The Republican army had now created a dangerous salient in the Allied line, which threatened to cut communications between York to the north and the main Imperial army, still around Le Quesnoy. Hearing of the Dutch defeat, York manoeuvred to cover them, while Beaulieu withdrew to Lendelede. Houchard however, was unaware that Le Quesnoy had fallen, and continued planning to advance East, ordering the Divisions of Joseph de Hédouville and Pierre Dumesny to advance south towards Lille.

==Battle==

On the evening of the 14th, Beaulieu with 6 battalions and 6 squadrons occupied Courtrai. On the same day, York’s command reached Thorout, where, in a council of war, he determined to attack Menin.

On 15 September, as York marched against Menin, Hédouville left Menin with part of his division and sent Demars’ brigade of 3,000 men down the Lys river to threaten Courtrai. Demars was less than enthusiastic for this dangerous task, but was threatened with denouncement to Houchard if he disobeyed: "He must take Courtrai or burn it with his shells". York was en route at Rousselare (Roulers) when he heard the news, and immediately detached General Erbach, commanding his advance guard of Hanovarian infantry and British Cavalry, to assist Beaulieu's Austrians, followed by 4 more battalions.

As Demars approached Courtrai, Beaulieu advanced out of the town and drove them back.
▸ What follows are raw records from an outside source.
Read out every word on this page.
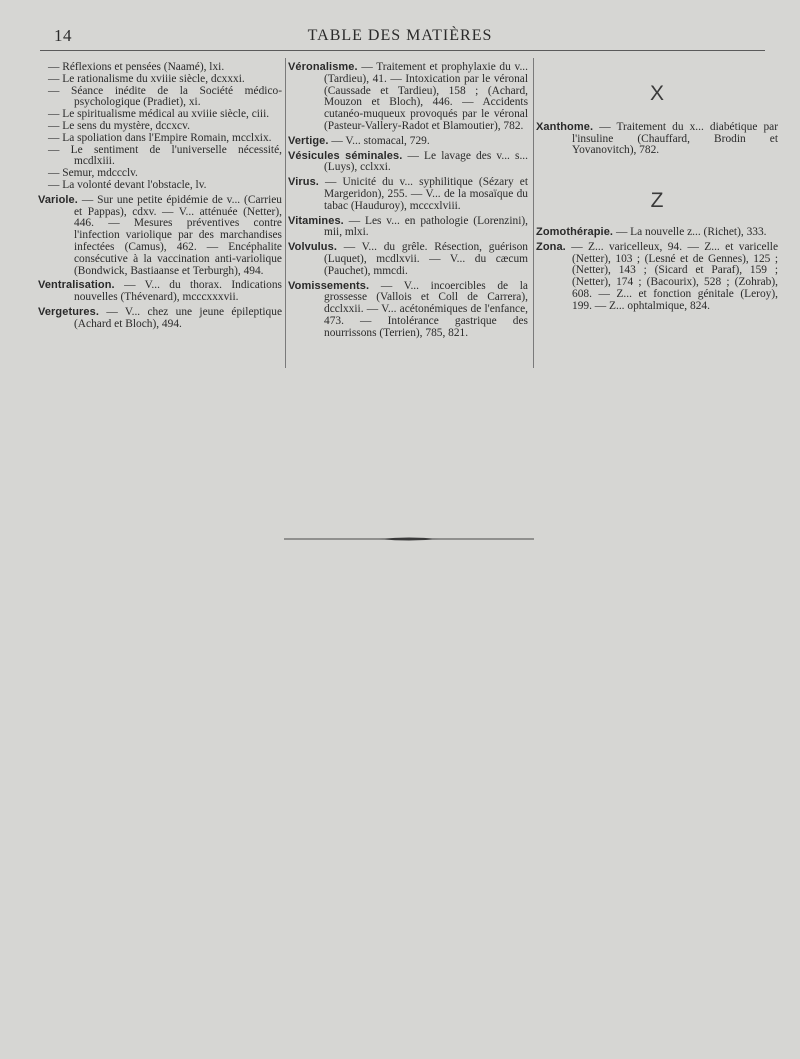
14	TABLE DES MATIÈRES

— Réflexions et pensées (Naamé), lxi.

— Le rationalisme du xviiie siècle, dcxxxi.

— Séance inédite de la Société médico-psychologique (Pradiet), xi.

— Le spiritualisme médical au xviiie siècle, ciii.

— Le sens du mystère, dccxcv.

— La spoliation dans l'Empire Romain, mcclxix.

— Le sentiment de l'universelle nécessité, mcdlxiii.

— Semur, mdccclv.

— La volonté devant l'obstacle, lv.

Variole. — Sur une petite épidémie de v... (Carrieu et Pappas), cdxv. — V... atténuée (Netter), 446. — Mesures préventives contre l'infection variolique par des marchandises infectées (Camus), 462. — Encéphalite consécutive à la vaccination anti-variolique (Bondwick, Bastiaanse et Terburgh), 494.

Ventralisation. — V... du thorax. Indications nouvelles (Thévenard), mcccxxxvii.

Vergetures. — V... chez une jeune épileptique (Achard et Bloch), 494.

Véronalisme. — Traitement et prophylaxie du v... (Tardieu), 41. — Intoxication par le véronal (Caussade et Tardieu), 158 ; (Achard, Mouzon et Bloch), 446. — Accidents cutanéo-muqueux provoqués par le véronal (Pasteur-Vallery-Radot et Blamoutier), 782.

Vertige. — V... stomacal, 729.

Vésicules séminales. — Le lavage des v... s... (Luys), cclxxi.

Virus. — Unicité du v... syphilitique (Sézary et Margeridon), 255. — V... de la mosaïque du tabac (Hauduroy), mcccxlviii.

Vitamines. — Les v... en pathologie (Lorenzini), mii, mlxi.

Volvulus. — V... du grêle. Résection, guérison (Luquet), mcdlxvii. — V... du cæcum (Pauchet), mmcdi.

Vomissements. — V... incoercibles de la grossesse (Vallois et Coll de Carrera), dcclxxii. — V... acétonémiques de l'enfance, 473. — Intolérance gastrique des nourrissons (Terrien), 785, 821.

X

Xanthome. — Traitement du x... diabétique par l'insuline (Chauffard, Brodin et Yovanovitch), 782.

Z

Zomothérapie. — La nouvelle z... (Richet), 333.

Zona. — Z... varicelleux, 94. — Z... et varicelle (Netter), 103 ; (Lesné et de Gennes), 125 ; (Netter), 143 ; (Sicard et Paraf), 159 ; (Netter), 174 ; (Bacourix), 528 ; (Zohrab), 608. — Z... et fonction génitale (Leroy), 199. — Z... ophtalmique, 824.
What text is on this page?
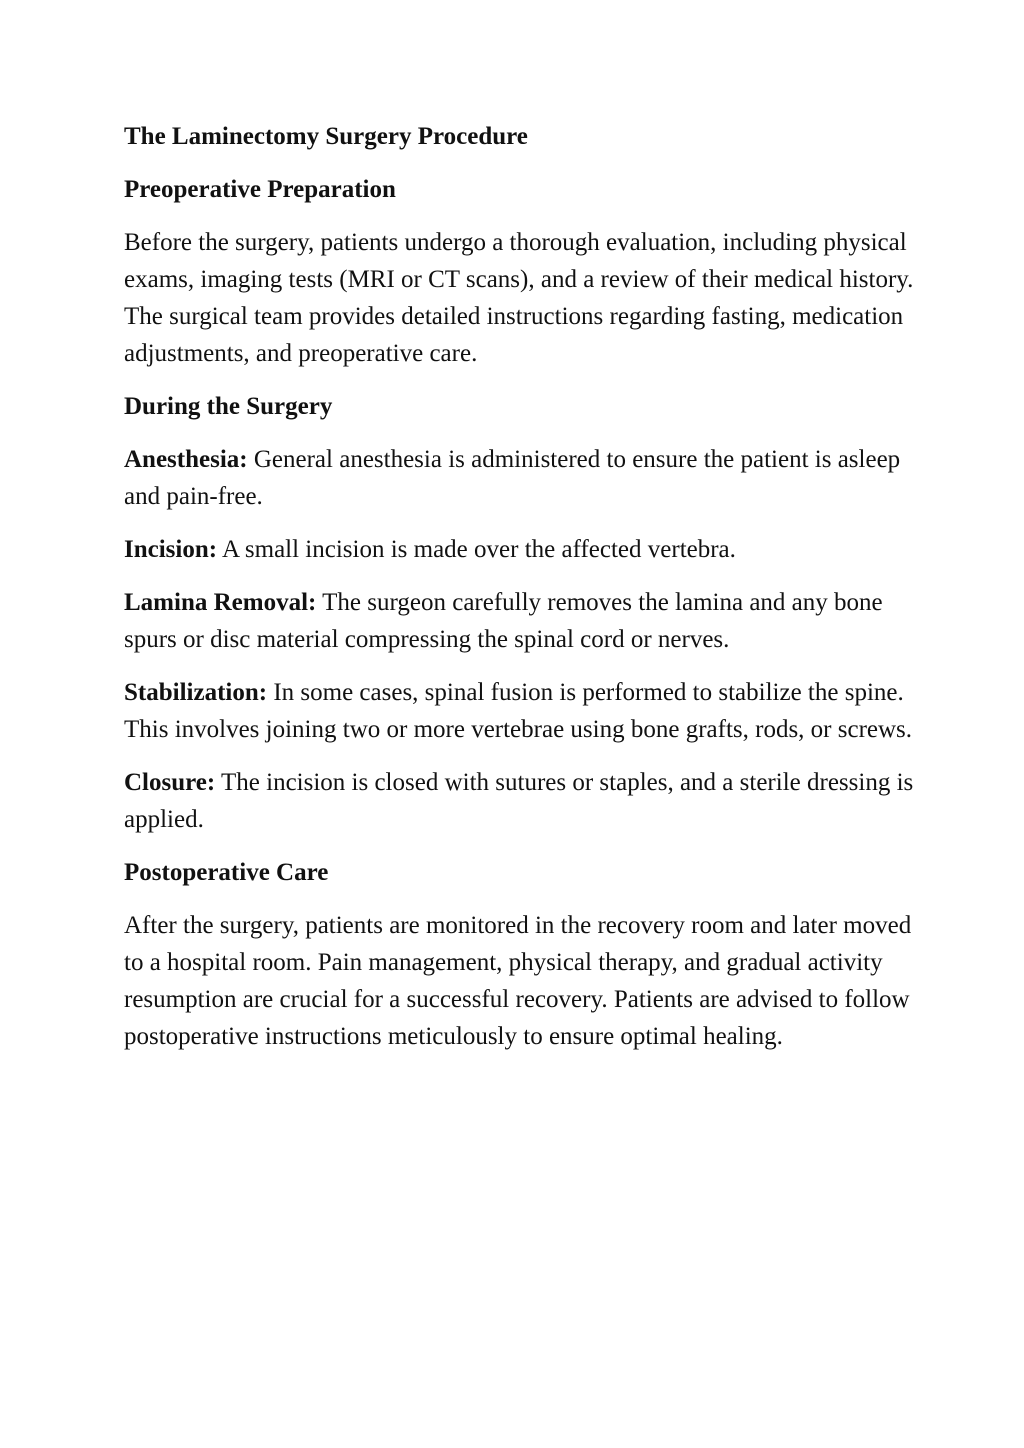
The Laminectomy Surgery Procedure
Preoperative Preparation

Before the surgery, patients undergo a thorough evaluation, including physical exams, imaging tests (MRI or CT scans), and a review of their medical history. The surgical team provides detailed instructions regarding fasting, medication adjustments, and preoperative care.

During the Surgery

Anesthesia: General anesthesia is administered to ensure the patient is asleep and pain-free.

Incision: A small incision is made over the affected vertebra.

Lamina Removal: The surgeon carefully removes the lamina and any bone spurs or disc material compressing the spinal cord or nerves.

Stabilization: In some cases, spinal fusion is performed to stabilize the spine. This involves joining two or more vertebrae using bone grafts, rods, or screws.

Closure: The incision is closed with sutures or staples, and a sterile dressing is applied.

Postoperative Care

After the surgery, patients are monitored in the recovery room and later moved to a hospital room. Pain management, physical therapy, and gradual activity resumption are crucial for a successful recovery. Patients are advised to follow postoperative instructions meticulously to ensure optimal healing.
Hédouville brought up reinforcements from Menin, but these too were driven back, pursued closely by the Austrians.

With the bulk of Hédouville's Division en route to Lille, Demars was left outside Menin to hold the Allies off until night, but the appearance of Erbach's command placed them in full flight. Daendels, commanding in Menin was able to hold out for a while, but panic set in again and Menin was abandoned, many drowning in the river in their desperation to escape. The Anglo-Austrian pursuit was only held off by Antoine Béru with some light guns (for which he was promoted to Général de Division the following day). French casualties were 500 killed and wounded, 200 prisoners and 2 guns.

==Aftermath==

Despite comparatively light casualties, Beaulieu's victory, combined with the loss of Le Quesnoy and catastrophic defeat of Declaye's relief column at Avesnes-le-Sec on 11 September, turned the tables and brought an end to Houchard's campaign. In a very short time the Republicans were back in the defensive positions they’d started in before Hondschoote. Nevertheless, the rapid withdrawal of the Republican army meant a lost opportunity for the Allies, narrowly preventing the greater potential disaster of being trapped between the forces of York to the north, Beaulieu to the East, and the main body of Coburg's command advancing from Cysoing in the south.

Hédouville and Dumesny were both arrested, but avoided execution.
On 24 September Houchard was arrested at Lille on charges of failing to exploit his victory at Hondschoote and for the loss of Le Quesnoy, and was guillotined in Paris on 17 November.